Debía viajar lejos, transitando un tramo inevitable del escarpado camino de la precordillera andina; en una parte de este recorrido existe una aldea, que parece alejada del mundo de las personas aglomeradas, con preferencia, en populosos centros urbanos. En una oportunidad de poco tiempo atrás me dieron algunas precisiones de que en ese remoto lugar habitaba la señorita Raquel, aquella maestra del colegio primario, cursado hace más de cuarenta años. Necesitaba preguntar dónde hallarla, pues ya conocía que vivía sola y en una pequeña casa.
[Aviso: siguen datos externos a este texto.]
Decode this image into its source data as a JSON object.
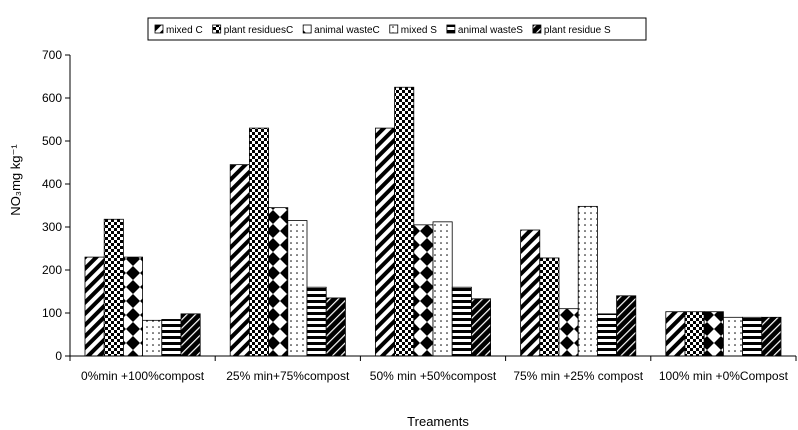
{
  "chart_data": {
    "type": "bar",
    "xlabel": "Treaments",
    "ylabel": "NO₃mg kg⁻¹",
    "ylim": [
      0,
      700
    ],
    "yticks": [
      0,
      100,
      200,
      300,
      400,
      500,
      600,
      700
    ],
    "grid": false,
    "legend_placement": "top",
    "categories": [
      "0%min +100%compost",
      "25% min+75%compost",
      "50% min +50%compost",
      "75% min +25% compost",
      "100% min +0%Compost"
    ],
    "series": [
      {
        "name": "mixed C",
        "values": [
          230,
          445,
          530,
          293,
          103
        ],
        "pattern": "diagonal-stripes"
      },
      {
        "name": "plant residuesC",
        "values": [
          318,
          530,
          625,
          228,
          103
        ],
        "pattern": "checker"
      },
      {
        "name": "animal wasteC",
        "values": [
          230,
          345,
          305,
          110,
          103
        ],
        "pattern": "diamond"
      },
      {
        "name": "mixed S",
        "values": [
          83,
          315,
          312,
          348,
          90
        ],
        "pattern": "dots"
      },
      {
        "name": "animal wasteS",
        "values": [
          85,
          160,
          160,
          98,
          90
        ],
        "pattern": "horizontal-stripes"
      },
      {
        "name": "plant residue S",
        "values": [
          98,
          135,
          133,
          140,
          90
        ],
        "pattern": "dense"
      }
    ]
  }
}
Luego de andar muchísimos kilómetros arribé al minúsculo poblado, algunas edificaciones esparcidas, con rojos tejados en pendientes muy pronunciadas y paredes de diversos colores lo conforman. Numerosos pinos y adornados jardines confieren al conjunto un singular paisaje policromo suspendido en el tiempo que transcurre lento y en silencio, como dentro de un cuarto donde se guardan los recuerdos más queridos, con el propósito de que resistan incólumes el paso de los años.

En el ingreso nomás detuve el vehículo frente a una vivienda enclavada en el amplio parque, descendí y caminé unos pasos; al batir las manos pronto asomó un hombre mayor, de  evidente fisonomía aria, remarcada por el acento de su voz al responder mi saludo.

-¿Conoce a la señorita Raquel?-pregunté-

-Sí  ¿Ve allá en la cuesta, la casita celeste?  Ése es su hogar-respondió con finos modales-

Entonces, dí las gracias con especial énfasis por la amabilidad recibida; pero principalmente porque de inmediato la emoción  comenzó a invadir mi ánimo, sentía un cosquilleo en el estómago y hasta las piernas me temblaron. Mil cosas inundaron el pensamiento y los  sucesos ocuparon el espacio de mi mente, aportando la sensación inconfundible de estar inmerso en tiempos lejanos; en que un torbellino  de imágenes aceleradas permaneció durante la breve demora, necesaria para transitar la distancia hasta el lugar encaramado en la cuesta.

Un tejido rómbico sostenía es espeso ligustro que circundaba la vivienda, y dentro del perímetro un hermoso ejemplar ovejero alemán ladró al acercarme, como advirtiendo los límites de la propiedad. La campanita dispuesta en un sencillo portal era el medio para anunciar mi presencia; accioné el badajo con mano trémula y enseguida apareció en el umbral una anciana apoyada  en un bastón, que preguntó con intacto garbo de maestra  ¿Qué desea  señor?  En verdad me costó bastante responder, porque en el mismo instante retrocedí más de cuatro décadas y mi mente se llenó de infancia vestida con guardapolvo blanco, en medio de tantos compañeros que se divertían con las simples cosas de la vida.

-¿Señor, necesita algo?-preguntó nuevamente-

-Sí, quiero abrazar a la señorita Raquel-respondí-

-Pero ¿Usted quién es?

-¿Recuerda a la escuelita de Luxardo y  a  Carlos Evasio Maggi?

-¿No me digas que eres Evasio?

-Sí, el mismo. Y vengo a expresarle mi eterno orgullo de  alumno, con la profunda emoción de volverla a ver-dije con voz entrecortada-

El abrazo fue la reacción natural y un requerimiento del corazón de ambos, y las lágrimas también compartieron aquel reencuentro. De inmediato me invitó a ingresar en el reducido y confortable living, cuyas paredes mostraban las pinturas de varios colegios, donde ejerció el magisterio durante tantísimos años; luego de acomodados en sendos sillones, al momento retrocedimos casi medio siglo y sólo hablamos de aquellos tiempos lejanos y bellos, allí  trajimos a la memoria  anécdotas y compañeros. Después  narré brevemente el modo en que continué construyendo mi destino; y la señorita Raquel, no ocultó su satisfacción por el progreso logrado y, con seguridad, por ser ella artífice cultural de mi primera etapa  escolar.

Casi una hora duró la reunión, y  bastó para sellar una impronta en el sentimiento de los dos como un imborrable y tierno instante de la vida. Las obligaciones demandaban proseguir la marcha; en consecuencia, caminamos lentamente hacia el portal. Todas las veces que pasaré por aquí vendré a visitarla, prometí;  pero el devenir quiso que esta fuera la única oportunidad. Adiós señorita Raquel…Pronto,  quedó sólo en el recuerdo la imagen de mi vieja maestra de pie en el umbral y apoyada en su bastón; mientras me despedía con la mano izquierda en alto y sus  labios dibujaron una leve sonrisa con matiz de profunda  nostalgia.